Chapter 5 · Batch Processing & Spark
So far this guide has been about where data sits: file formats (Chapter 2), query engines (Chapter 3), and the models we shape data into (Chapter 4). This chapter is about moving and reshaping data in bulk when there is too much of it to fit, or process, on a single machine.
That last clause is the whole reason this chapter exists. A laptop with 16 GB of memory can sort a few gigabytes of data without breaking a sweat. Ask it to join two 500 GB tables and it will thrash, swap to disk, and eventually crash. The answer the industry settled on is distributed batch processing: split the work across a cluster of many machines that each handle a slice, then combine the results. Batch processing means working over a large, bounded dataset all at once (as opposed to streaming, Chapter 9, which processes records continuously as they arrive). A cluster is just a group of computers working together as one logical machine.
The dominant engine for this is Apache Spark — open-source software that runs a single program across hundreds of machines, hiding most (not all) of the distributed-systems pain behind a friendly DataFrame API. Spark is one of the most-asked-about technologies in data engineering interviews, and the questions are remarkably consistent: how does Spark execute a job? what is a shuffle and why is it slow? what is data skew and how do you fix it? By the end of this chapter you will be able to answer all three from first principles.
The durable idea
Distributed batch processing splits a big job across a cluster — and the shuffle (moving data between machines) is where the job lives or dies.
The model — partition the data, run the same code on each partition in parallel, and pay a steep cost whenever data has to cross the network between machines — is durable. It predates Spark (it's the lesson of MapReduce) and will outlive it. Spark's specific APIs, configuration flags, and version numbers are dated; we isolate those and teach the model first.

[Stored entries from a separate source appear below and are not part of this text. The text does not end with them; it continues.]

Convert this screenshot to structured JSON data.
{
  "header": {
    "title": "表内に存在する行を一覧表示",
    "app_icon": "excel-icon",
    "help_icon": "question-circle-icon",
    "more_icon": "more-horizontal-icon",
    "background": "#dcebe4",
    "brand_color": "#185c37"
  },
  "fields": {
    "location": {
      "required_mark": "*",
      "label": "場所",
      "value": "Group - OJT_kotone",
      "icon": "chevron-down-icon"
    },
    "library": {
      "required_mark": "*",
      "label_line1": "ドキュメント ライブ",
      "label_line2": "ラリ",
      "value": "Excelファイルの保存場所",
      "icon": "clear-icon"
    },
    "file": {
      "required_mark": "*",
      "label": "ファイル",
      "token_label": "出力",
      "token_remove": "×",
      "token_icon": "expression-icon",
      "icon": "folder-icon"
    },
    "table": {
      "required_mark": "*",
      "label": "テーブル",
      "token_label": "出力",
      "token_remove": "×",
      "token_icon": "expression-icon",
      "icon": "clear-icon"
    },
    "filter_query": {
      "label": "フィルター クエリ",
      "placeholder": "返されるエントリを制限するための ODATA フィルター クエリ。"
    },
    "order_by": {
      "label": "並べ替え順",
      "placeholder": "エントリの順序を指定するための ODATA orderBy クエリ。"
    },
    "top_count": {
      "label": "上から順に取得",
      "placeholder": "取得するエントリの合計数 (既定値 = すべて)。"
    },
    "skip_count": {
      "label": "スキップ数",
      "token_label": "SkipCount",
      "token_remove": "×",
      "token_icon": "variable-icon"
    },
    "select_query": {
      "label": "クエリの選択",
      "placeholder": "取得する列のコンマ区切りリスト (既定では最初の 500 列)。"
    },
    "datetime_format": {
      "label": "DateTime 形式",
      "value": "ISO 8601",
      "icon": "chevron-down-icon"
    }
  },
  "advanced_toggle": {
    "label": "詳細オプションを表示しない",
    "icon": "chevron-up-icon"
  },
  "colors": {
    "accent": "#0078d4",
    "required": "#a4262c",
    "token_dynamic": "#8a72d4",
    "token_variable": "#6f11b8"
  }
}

A critical caveat up front: you may not need Spark
Spark earns its complexity at scale. For datasets that fit on one beefy machine — and "one beefy machine" in 2026 means hundreds of gigabytes of RAM — single-node engines like DuckDB and Polars are often faster than Spark and vastly simpler to operate (no cluster, no driver, no executors). A recurring mistake in this field is reaching for Spark for a 2 GB CSV. This chapter teaches Spark and teaches you when not to use it.
What this chapter covers
- From MapReduce to Spark — why distributed processing looks the way it does, and why in-memory execution won.
- Spark architecture — the driver, executors, and cluster manager; how a job becomes stages and tasks; where the shuffle fits.
- The execution model — RDDs vs DataFrames, transformations vs actions, lazy evaluation, lineage and the DAG, and the Catalyst optimizer that makes DataFrames fast.
- The shuffle, skew, and joins — the expensive trio: why shuffles cost so much, how data skew quietly destroys performance, the join strategies Spark picks between, and how Adaptive Query Execution fixes problems at runtime.
- Tuning & PySpark in practice — partition sizing,
repartitionvscoalesce, caching, out-of-memory errors, why Python UDFs are a performance trap, writing partitioned Parquet, and when to skip Spark entirely. - Checkpoint — a quiz over the whole chapter.
Throughout, the worked examples run on one job: ShopFlow's daily revenue — read order_items (and orders), compute line_revenue = quantity × unit_price, and sum it per day (ShopFlow — see Meet ShopFlow). The same tables drive the shuffle, skew, and join examples, so you watch one pipeline get tuned rather than a new toy dataset per lesson.
When you finish, you'll be able to read a Spark query plan, explain why a job is slow, and reach for the right fix — or correctly decide Spark was the wrong tool.